Günstigkeitsvergleich
Ein späterer KollV dringt gegenüber einer günstigeren Betriebsvereinbarung nicht durch, andererseits ist aber eine ungünstigere Betriebsvereinbarung für die Dauer des KollV wirkungslos. Bei der Prüfung, ob eine Sondervereinbarung iSd § 3 Abs 1 ArbVG günstiger ist als der KollV, sind jene Bestimmungen zusammenzufassen und gegenüberzustellen, die in einem rechtlichen und sachlichen Zusammenhang stehen. Damit ist jedenfalls klargestellt, dass ein Günstigkeitsvergleich mit einer Betriebsvereinbarung als Ganzes unzulässig ist. Sieht das eine Betriebsvereinbarung vor, liegt diesbezüglich eine Teilnichtigkeit der Betriebsvereinbarung vor. Ein Zusammenhang besteht aber etwa dann, wenn es sich um mehrere Bestimmungen handelt, welche sich auf tatsächliches Ereignis beziehen, etwa alle die Kündigung eines Arbeitsverhältnisses betreffenden Bestimmungen, oder Bestimmungen, die ihre Grundlage in der langdauernden Betriebszugehörigkeit haben (Jubiläums-Treuegelder) (RS0050968).

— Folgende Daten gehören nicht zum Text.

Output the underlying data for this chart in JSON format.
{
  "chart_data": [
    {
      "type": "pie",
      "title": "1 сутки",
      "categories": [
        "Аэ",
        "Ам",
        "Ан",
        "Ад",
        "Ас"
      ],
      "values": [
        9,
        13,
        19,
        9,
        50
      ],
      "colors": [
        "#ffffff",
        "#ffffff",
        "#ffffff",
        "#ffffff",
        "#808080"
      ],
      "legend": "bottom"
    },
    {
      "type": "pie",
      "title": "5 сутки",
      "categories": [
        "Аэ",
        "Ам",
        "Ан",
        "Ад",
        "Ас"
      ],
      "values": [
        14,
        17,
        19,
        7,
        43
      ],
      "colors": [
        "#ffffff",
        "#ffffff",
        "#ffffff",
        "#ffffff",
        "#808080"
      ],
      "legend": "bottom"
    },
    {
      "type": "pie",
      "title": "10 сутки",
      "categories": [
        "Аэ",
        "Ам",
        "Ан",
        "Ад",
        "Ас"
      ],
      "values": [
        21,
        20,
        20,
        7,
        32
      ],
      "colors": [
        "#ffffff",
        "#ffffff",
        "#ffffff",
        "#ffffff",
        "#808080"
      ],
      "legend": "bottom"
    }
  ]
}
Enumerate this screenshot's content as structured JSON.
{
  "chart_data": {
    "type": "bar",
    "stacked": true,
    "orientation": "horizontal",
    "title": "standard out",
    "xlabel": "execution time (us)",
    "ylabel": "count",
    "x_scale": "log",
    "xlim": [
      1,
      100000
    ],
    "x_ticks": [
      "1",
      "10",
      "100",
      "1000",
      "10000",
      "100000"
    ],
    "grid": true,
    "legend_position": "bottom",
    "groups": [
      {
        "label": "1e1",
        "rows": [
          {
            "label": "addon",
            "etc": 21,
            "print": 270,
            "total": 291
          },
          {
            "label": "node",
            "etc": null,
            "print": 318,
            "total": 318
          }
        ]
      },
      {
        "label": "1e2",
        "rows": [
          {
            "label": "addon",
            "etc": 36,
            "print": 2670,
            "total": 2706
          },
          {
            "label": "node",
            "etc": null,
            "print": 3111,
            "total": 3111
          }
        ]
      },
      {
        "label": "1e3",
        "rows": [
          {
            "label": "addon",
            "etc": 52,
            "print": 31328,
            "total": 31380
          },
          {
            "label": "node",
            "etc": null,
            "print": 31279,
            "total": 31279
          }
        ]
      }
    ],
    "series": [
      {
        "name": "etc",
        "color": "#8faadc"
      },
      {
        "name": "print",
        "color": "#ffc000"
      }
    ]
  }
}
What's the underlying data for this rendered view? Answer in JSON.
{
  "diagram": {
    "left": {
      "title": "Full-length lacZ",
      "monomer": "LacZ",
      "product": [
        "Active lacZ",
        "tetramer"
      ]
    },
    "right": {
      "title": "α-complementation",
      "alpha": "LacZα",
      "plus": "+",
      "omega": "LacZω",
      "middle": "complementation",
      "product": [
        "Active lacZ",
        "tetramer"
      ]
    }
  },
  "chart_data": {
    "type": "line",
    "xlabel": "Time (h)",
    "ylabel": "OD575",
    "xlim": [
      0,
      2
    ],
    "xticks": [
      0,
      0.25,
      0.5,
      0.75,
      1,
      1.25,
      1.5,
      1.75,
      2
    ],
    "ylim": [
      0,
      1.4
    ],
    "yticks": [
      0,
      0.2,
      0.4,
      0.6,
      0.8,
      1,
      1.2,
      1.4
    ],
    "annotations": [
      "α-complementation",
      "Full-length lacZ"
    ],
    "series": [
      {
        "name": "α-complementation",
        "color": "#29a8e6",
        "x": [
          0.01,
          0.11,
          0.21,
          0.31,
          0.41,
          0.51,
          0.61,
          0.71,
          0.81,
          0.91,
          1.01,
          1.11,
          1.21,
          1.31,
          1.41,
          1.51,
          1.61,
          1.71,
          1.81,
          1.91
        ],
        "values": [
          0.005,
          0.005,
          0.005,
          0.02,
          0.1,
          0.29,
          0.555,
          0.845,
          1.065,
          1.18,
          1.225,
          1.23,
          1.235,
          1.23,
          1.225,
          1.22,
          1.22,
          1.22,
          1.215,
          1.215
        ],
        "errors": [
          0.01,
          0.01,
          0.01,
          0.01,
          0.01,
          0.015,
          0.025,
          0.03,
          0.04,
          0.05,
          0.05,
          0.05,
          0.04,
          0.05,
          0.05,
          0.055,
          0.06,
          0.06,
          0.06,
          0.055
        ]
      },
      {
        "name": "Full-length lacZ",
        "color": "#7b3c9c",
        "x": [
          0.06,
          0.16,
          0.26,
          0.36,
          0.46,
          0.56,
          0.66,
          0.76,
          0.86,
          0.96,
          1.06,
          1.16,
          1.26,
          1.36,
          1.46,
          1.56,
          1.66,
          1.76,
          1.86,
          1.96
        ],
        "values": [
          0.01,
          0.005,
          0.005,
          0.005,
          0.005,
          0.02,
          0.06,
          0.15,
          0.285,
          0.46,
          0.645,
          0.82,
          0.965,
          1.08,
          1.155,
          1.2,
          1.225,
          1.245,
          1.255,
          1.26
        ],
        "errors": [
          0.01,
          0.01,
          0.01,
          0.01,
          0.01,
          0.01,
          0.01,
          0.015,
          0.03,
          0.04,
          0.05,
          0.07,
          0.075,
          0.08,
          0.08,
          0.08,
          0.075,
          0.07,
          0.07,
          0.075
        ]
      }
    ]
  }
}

Die in den Gesetzen, Kollektivverträgen, Betriebsvereinbarungen und Arbeitsverträgen angegeben Kündigungsfristen sind grundsätzlich Mindestfristen, sodass eine Verlängerung dieser Mindestfristen möglich ist. In diesem Sinne sieht § 20 Abs 2 AngG ebenfalls je nach vollendeten Dienstjahren längere Kündigungsfristen vor.
Musterformulierung: Kündigung
Das Arbeitsverhältnis kann von beiden Seiten unter Einhaltung einer Kündigungsfrist von (Kündigungsfrist einsetzen) Monaten mit Wirkung zum (zB 15. jeden Monats oder Monatsletzten) eines jeden Kalendermonats gekündigt werden.
Das Arbeitsverhältnis kann – soweit nicht im Einzelfall der Kollektivvertrag etwas anders regelt – vom Arbeitgeber unter vorheriger Einhaltung der gesetzlichen Kündigungsfrist von (Kündigungsfrist einfügen) zu jedem Fünfzehnten oder Letzten eines Kalendermonats gekündigt werden.
Das Arbeitsverhältnis kann vom Arbeitnehmer unter vorheriger Einhaltung der für den Arbeitgeber geltenden gesetzlichen Kündigungsfrist und den Kündigungsterminen des Arbeitgebers aufgelöst werden.